Reputation: 111
Copying files between servers (without using SCP).
There are two Linux servers. One server is running an E-learning system (server 1). The second server is our Web server where Drupal is installed (server 2).
Now we have to transfer files (copying) from server 1 to server 2. I was thinking that a Drupal user could initiate the request for transferring the files from the first to the second server. (But it would be better if the files are copied automatically when new files are added in the directory of server2 (however this seems quite impossible to me)).
The first requirement is that it should happen VERY securely, lots of people will be using this and they have no business of what’s happening on server 2.
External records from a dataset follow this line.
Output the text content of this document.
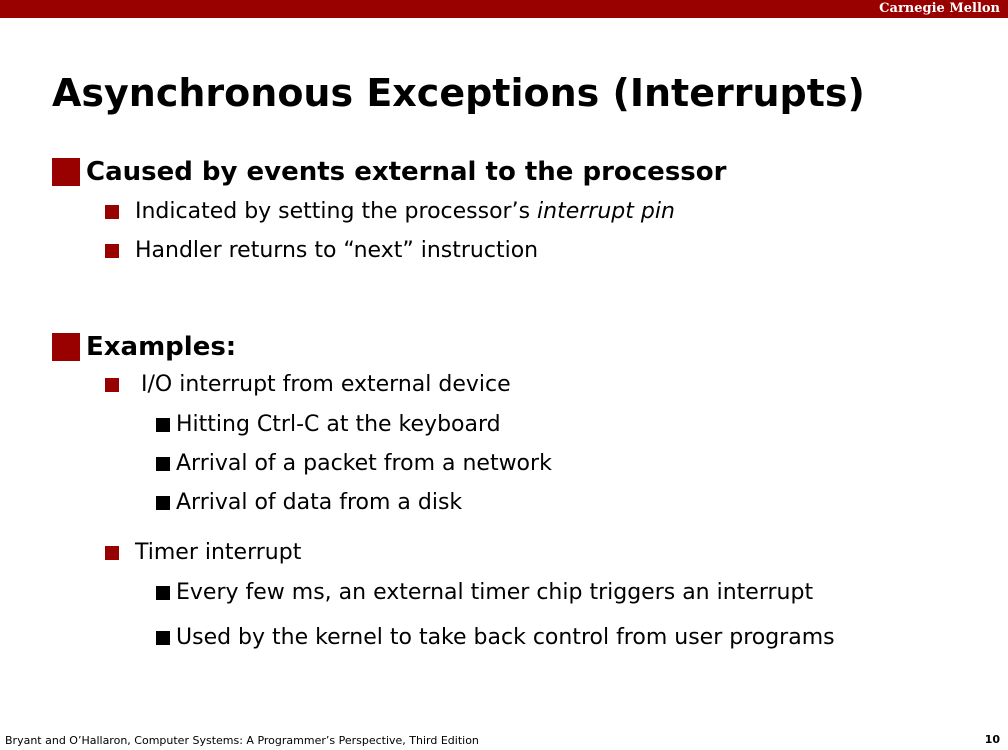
Carnegie Mellon
Asynchronous Exceptions (Interrupts)
Caused by events external to the processor
Indicated by setting the processor’s interrupt pin
Handler returns to “next” instruction
Examples:
I/O interrupt from external device
Hitting Ctrl-C at the keyboard
Arrival of a packet from a network
Arrival of data from a disk
Timer interrupt
Every few ms, an external timer chip triggers an interrupt
Used by the kernel to take back control from user programs
Bryant and O’Hallaron, Computer Systems: A Programmer’s Perspective, Third Edition	10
The second requirement is that a user should not have to log in onto the Linux servers to initiate the copy process.
Any suggestions and/or examples are welcome!
Kind regards
Upvotes: 0
Views: 6658
Reputation: 22156
scp
uses ssh connection underneath. It's quite hard to break a ssh security, unless:
you decided to give your private key away - even in this case you can generate a new pair and revoke the old one
or you have changed the default configuration to something nasty. But really it's quite secure for most use cases.
As the other user said, you can create a cronjob
to run rsync
from time to time, to copy your files. rsync
can run over ssh as well. Also, you get the option to control what gets overwritten, updated, created or deleted on your second machine.
run man rsync
for details. The examples part will help you.
Upvotes: 1
Reputation: 3137
Here's a way to do it without SCP.
IMO a simpler/safer and timely approach - assuming you have access to the destination server and can add some code there that runs under its respective web server - is to use some curl php code on the "client" (server 2 - drupal) and some php code on the "server" (server 1 - elearning) to receive the file and store it appropriately.
You should check out PHP documentation on uploading files via POST: http://www.php.net/manual/en/features.file-upload.post-method.php
Also check out curl_setopt(), especially "Example #2 Uploading File": http://www.php.net/manual/en/function.curl-setopt.php
So every time some event of your choice happens on drupal-server2, you run the code which uploads a file to a php script - something like this:
$remote_url = "http://elearning.server1.com/upload.php";
$data = array('file' => '@'. $uploadfile);
$ch = curl_init();
curl_setopt($ch, CURLOPT_URL, $remote_url);
curl_setopt($ch, CURLOPT_POST, true);
curl_setopt($ch, CURLOPT_RETURNTRANSFER, true);
curl_setopt($ch, CURLOPT_POSTFIELDS, $data);
curl_setopt($ch, CURLOPT_VERBOSE, true);
$ce = curl_exec($ch);
curl_close($ch);
The hard part above may be catching the upload event in Drupal and accessing the upload file information. Alternatively you could open and read the file - which I don't go into here.
On elearning-server1, your receiving code e.g. http://elearning.server1.com/upload.php should look like this:
$uploaddir = '/var/www/elearning/drupal_file_uploads/';
$basename = basename($_FILES['file']['name']);
$uploadfile = $uploaddir . $basename;
if (move_uploaded_file($_FILES['file']['tmp_name'], $uploadfile)) {
echo "File is valid, and was successfully uploaded.\n";
} else {
echo "Possible file upload attack!\n";
}
Once that file transfer completes, you can keep the original file on the drupal server or delete it (or perform a sanity check such as md5 hash comparison before deletion).
You can further secure the code on elearning-server1 by apache settings (only allow access to this script from the IP address of your drupal server), use HTTPS/SSL, and use a passphrase of your choice from one script to another.
I'm not sure if this is secure enough for your IT department - but it respects the spirit of your IT department's request - they will see you respected their response and you might even gain some goodwill and increased trust in return.
Before anyone uses ssh/scp in a php script - you should really ask yourself if there's an easier way to do what you need to do? Are you using a bazooka to kill a mosquito?
Setting up SSH/SCP access, even with key authentication still creates many vulnerabilities which have been mentioned by others above. Plus that connection now has the potential to perform whatever havoc it can based on its permissions on that destination server. Why take the risk if you don't need to?
Rsync cron job is safe but it introduces a delay until it's run - which may or may not be acceptable to you.
Upvotes: 0
Reputation: 86774
I assume the objection to scp is the need to save the private key without a passphrase so the copy can be run automatically.
That's the cost of security.
If you want automatic background execution, you have two choices:
A third option is to use a third, locked-down system that does not host other users and do a remote scp-to-scp transfer. That way the passphrase resides only on the third system and could be easier to protect.
Upvotes: 0
Reputation: 1405
you can use rysnc for synchronizing directories and set up a cronjob to rsync every X minutes/hours or whatever.